I’m left with a bunch of rememberings. I will light these on fire, step through the flame and have done with it.   I won’t bother with wishes. I will learn.

But learn what?  To emerge with some strong resolve to never trust anyone seems pretty unlively.  Dour isn’t a good look for anyone.

Rejection is part of life.  I’m sure Game has perfectly quantifiable reasons to have done it, and it isn’t as if I can undo it by assailing him with cheerfulness and babble.  I am now in a place in which I grasp fully that he doesn’t know me at all well enough to even say who he rejected, and while it is small and cold comfort, it’s still the case. My seeking his company, sex or no, had to do with what I saw as the honor of knowing him for him, not simply out of appreciation for his equipment.

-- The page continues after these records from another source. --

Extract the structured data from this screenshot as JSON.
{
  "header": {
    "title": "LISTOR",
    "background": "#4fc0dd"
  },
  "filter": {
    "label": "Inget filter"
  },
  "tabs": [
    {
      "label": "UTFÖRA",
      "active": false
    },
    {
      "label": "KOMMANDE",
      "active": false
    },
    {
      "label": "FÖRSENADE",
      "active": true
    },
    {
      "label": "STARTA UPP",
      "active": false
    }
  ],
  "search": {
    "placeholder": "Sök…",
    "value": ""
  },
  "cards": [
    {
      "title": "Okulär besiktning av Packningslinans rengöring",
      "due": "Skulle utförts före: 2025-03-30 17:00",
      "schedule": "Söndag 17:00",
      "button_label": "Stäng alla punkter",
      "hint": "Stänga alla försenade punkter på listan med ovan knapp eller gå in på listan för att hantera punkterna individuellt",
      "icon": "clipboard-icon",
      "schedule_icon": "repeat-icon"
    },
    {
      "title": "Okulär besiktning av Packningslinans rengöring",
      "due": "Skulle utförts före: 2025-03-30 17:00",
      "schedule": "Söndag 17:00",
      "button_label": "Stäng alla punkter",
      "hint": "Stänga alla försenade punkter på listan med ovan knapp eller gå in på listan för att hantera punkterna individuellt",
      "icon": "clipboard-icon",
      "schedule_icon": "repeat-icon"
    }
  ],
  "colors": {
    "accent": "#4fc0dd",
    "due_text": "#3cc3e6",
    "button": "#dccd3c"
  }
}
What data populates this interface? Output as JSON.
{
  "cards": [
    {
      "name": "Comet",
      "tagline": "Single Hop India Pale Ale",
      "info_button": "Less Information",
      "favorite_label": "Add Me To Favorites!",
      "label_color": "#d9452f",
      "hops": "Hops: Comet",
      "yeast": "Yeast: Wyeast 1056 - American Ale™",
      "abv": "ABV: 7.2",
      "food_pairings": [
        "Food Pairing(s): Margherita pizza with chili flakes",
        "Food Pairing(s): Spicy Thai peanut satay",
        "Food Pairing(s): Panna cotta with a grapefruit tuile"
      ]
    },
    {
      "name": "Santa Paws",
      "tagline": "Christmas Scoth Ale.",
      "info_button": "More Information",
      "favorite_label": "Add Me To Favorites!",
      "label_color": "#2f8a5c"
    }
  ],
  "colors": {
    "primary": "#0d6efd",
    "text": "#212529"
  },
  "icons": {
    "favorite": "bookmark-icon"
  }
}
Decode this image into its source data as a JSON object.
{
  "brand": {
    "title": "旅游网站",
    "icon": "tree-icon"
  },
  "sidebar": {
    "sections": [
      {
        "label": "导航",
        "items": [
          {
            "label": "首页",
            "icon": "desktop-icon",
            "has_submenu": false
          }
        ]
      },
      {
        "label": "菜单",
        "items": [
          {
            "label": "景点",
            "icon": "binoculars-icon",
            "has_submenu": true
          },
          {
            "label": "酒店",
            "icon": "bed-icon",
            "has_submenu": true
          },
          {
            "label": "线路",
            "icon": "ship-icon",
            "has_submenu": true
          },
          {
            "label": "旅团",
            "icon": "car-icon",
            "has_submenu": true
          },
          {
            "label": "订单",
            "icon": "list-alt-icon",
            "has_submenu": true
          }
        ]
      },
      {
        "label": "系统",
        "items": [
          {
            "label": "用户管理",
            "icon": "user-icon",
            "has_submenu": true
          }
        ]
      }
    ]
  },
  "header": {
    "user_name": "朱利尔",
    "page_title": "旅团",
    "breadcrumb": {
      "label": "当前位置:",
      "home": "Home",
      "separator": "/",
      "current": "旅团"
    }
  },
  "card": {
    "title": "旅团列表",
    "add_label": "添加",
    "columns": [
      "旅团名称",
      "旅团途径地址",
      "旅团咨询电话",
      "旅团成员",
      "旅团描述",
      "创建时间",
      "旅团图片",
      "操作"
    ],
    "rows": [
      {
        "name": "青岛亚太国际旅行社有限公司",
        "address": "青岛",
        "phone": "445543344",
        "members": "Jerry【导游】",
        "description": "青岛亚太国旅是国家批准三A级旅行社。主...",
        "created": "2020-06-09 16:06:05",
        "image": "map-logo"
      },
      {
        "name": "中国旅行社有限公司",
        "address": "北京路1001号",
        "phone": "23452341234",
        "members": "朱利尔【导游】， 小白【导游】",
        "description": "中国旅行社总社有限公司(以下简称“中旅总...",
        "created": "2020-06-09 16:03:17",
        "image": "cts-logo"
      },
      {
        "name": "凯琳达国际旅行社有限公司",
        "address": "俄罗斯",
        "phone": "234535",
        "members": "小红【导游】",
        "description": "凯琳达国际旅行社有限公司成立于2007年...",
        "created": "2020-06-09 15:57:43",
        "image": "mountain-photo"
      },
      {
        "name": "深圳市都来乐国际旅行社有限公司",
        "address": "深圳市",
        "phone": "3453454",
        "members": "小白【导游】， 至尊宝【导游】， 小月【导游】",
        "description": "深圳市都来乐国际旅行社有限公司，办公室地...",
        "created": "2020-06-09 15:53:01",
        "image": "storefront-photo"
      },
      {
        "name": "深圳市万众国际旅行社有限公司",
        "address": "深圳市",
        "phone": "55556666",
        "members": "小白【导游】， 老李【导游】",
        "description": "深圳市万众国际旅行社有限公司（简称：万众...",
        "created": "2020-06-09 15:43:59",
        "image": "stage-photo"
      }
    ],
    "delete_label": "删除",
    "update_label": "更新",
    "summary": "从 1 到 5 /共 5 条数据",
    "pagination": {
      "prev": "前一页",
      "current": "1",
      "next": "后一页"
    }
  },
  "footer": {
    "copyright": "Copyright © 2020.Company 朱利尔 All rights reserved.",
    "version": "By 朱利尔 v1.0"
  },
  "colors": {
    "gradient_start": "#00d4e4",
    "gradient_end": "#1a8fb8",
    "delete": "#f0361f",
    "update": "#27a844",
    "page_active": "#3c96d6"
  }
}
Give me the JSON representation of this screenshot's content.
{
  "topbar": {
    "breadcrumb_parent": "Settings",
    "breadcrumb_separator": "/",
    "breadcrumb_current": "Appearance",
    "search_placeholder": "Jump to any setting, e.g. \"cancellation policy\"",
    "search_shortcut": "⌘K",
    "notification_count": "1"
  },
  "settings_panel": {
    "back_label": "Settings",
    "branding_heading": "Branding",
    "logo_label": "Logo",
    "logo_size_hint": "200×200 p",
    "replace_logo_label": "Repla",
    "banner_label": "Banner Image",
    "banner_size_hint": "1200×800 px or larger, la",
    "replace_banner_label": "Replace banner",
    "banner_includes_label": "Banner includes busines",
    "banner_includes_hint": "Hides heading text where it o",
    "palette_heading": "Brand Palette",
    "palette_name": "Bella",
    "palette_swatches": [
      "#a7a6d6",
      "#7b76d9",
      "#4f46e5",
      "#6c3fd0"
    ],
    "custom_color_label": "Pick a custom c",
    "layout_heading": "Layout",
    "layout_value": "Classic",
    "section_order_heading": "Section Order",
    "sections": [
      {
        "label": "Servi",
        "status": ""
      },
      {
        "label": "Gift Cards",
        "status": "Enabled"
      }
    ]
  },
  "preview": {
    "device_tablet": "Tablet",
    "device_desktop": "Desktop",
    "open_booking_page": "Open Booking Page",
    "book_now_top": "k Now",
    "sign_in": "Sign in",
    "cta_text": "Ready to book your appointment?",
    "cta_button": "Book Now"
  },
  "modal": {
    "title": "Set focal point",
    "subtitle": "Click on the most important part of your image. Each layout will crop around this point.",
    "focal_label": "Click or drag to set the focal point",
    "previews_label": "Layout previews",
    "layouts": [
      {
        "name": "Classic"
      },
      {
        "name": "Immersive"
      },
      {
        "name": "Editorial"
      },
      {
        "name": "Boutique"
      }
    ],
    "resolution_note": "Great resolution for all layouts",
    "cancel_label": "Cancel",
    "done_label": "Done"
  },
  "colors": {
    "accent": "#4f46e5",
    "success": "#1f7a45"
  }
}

I had a teacher once, I feel fairly certain it was an acting class or coach (maybe in high school?)  He proclaimed that when people broke up with you saying, “it’s not you, it’s me,” you can bet your sweet ass that it is you.  For 20 or so years, I’ve carried that one about.  Like this: if it wasn’t for my being myself, I wouldn’t have gotten abandoned, or dumped, or forgotten about.  Something about me is wholly forgettable, and that’s why I’m —

Wait–What?

That’s utter shite.

I logic the complete flip-side: It’s not just that it’s not you. The total exception to the rule is that it’s about you.  No one is thinking about anyone else –  it is always about them.  

Game’s incapacity is his.  I don’t have to make up for it by wondering when I’ll receive another disembodied cock pic.

Nor do I have to apologize to anyone, especially him, for refusing me.